Screening for lung cancer based on individual risk can save more lives than the current U.S. Preventive Services Task Force (USPSTF) guidelines, reveals a new study.
The findings are published in Annals of Internal Medicine.
The USPSTF recommends annual lung cancer screening with low-dose computed tomography (CT) for persons aged 55 to 80 years who currently smoke or quit within the past 15 years and have at least a 30-pack-year history of cigarette smoking.
‘Using the Lung Cancer Risk Assessment Tool can reduce the number of lung cancer deaths.’
These criteria may miss smokers at high risk for lung cancer who would have been selected for CT screening by individual risk calculators that more specifically account for demographic, clinical, and smoking characteristics.
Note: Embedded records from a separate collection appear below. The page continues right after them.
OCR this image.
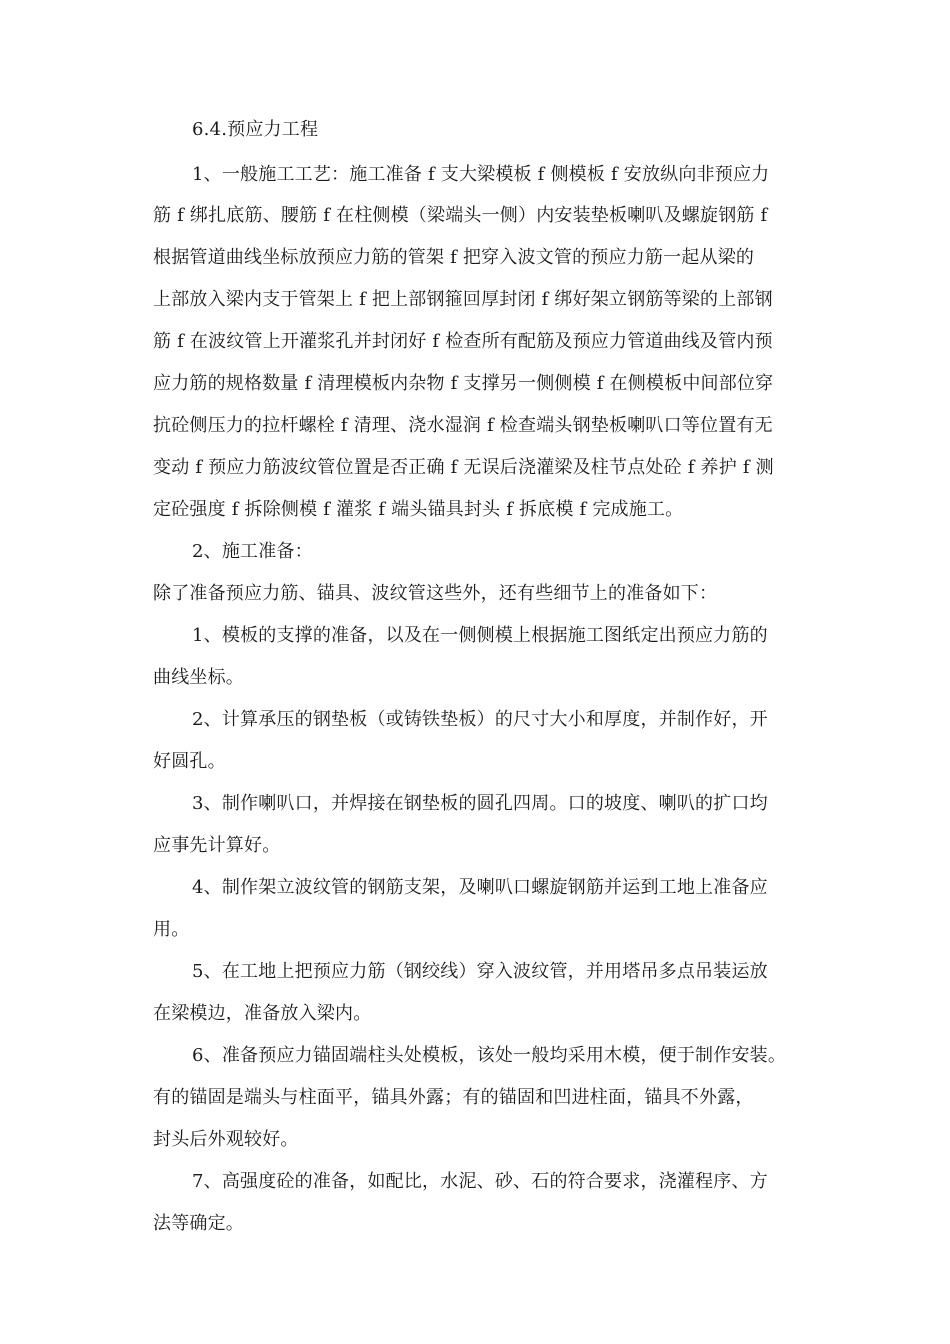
6.4.预应力工程
1、一般施工工艺：施工准备 f 支大梁模板 f 侧模板 f 安放纵向非预应力
筋 f 绑扎底筋、腰筋 f 在柱侧模（梁端头一侧）内安装垫板喇叭及螺旋钢筋 f
根据管道曲线坐标放预应力筋的管架 f 把穿入波文管的预应力筋一起从梁的
上部放入梁内支于管架上 f 把上部钢箍回厚封闭 f 绑好架立钢筋等梁的上部钢
筋 f 在波纹管上开灌浆孔并封闭好 f 检查所有配筋及预应力管道曲线及管内预
应力筋的规格数量 f 清理模板内杂物 f 支撑另一侧侧模 f 在侧模板中间部位穿
抗砼侧压力的拉杆螺栓 f 清理、浇水湿润 f 检查端头钢垫板喇叭口等位置有无
变动 f 预应力筋波纹管位置是否正确 f 无误后浇灌梁及柱节点处砼 f 养护 f 测
定砼强度 f 拆除侧模 f 灌浆 f 端头锚具封头 f 拆底模 f 完成施工。
2、施工准备：
除了准备预应力筋、锚具、波纹管这些外，还有些细节上的准备如下：
1、模板的支撑的准备，以及在一侧侧模上根据施工图纸定出预应力筋的
曲线坐标。
2、计算承压的钢垫板（或铸铁垫板）的尺寸大小和厚度，并制作好，开
好圆孔。
3、制作喇叭口，并焊接在钢垫板的圆孔四周。口的坡度、喇叭的扩口均
应事先计算好。
4、制作架立波纹管的钢筋支架，及喇叭口螺旋钢筋并运到工地上准备应
用。
5、在工地上把预应力筋（钢绞线）穿入波纹管，并用塔吊多点吊装运放
在梁模边，准备放入梁内。
6、准备预应力锚固端柱头处模板，该处一般均采用木模，便于制作安装。
有的锚固是端头与柱面平，锚具外露；有的锚固和凹进柱面，锚具不外露，
封头后外观较好。
7、高强度砼的准备，如配比，水泥、砂、石的符合要求，浇灌程序、方
法等确定。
Researchers from the National Cancer Institute used data from the National Health Interview Survey to compare USPSTF eligibility criteria with individualized, risk-based eligibility and estimate the effect of eligibility on lung cancer deaths preventable by screening since 2005.
They found that using the Lung Cancer Risk Assessment Tool would draw in high-risk moderate smokers with a history of 20 to 29 pack-years who are currently ineligible for screening using USPSTF criteria.
This approach could have prevented over 5,000 more deaths in 2015 than using the USPSTF screening criteria. Because of the U.S. population changes related to smoking between 2010 and 2015, adhering to the USPSTF criteria led to fewer ever-smokers being eligible for CT screening and fewer lung cancer deaths being averted by screening.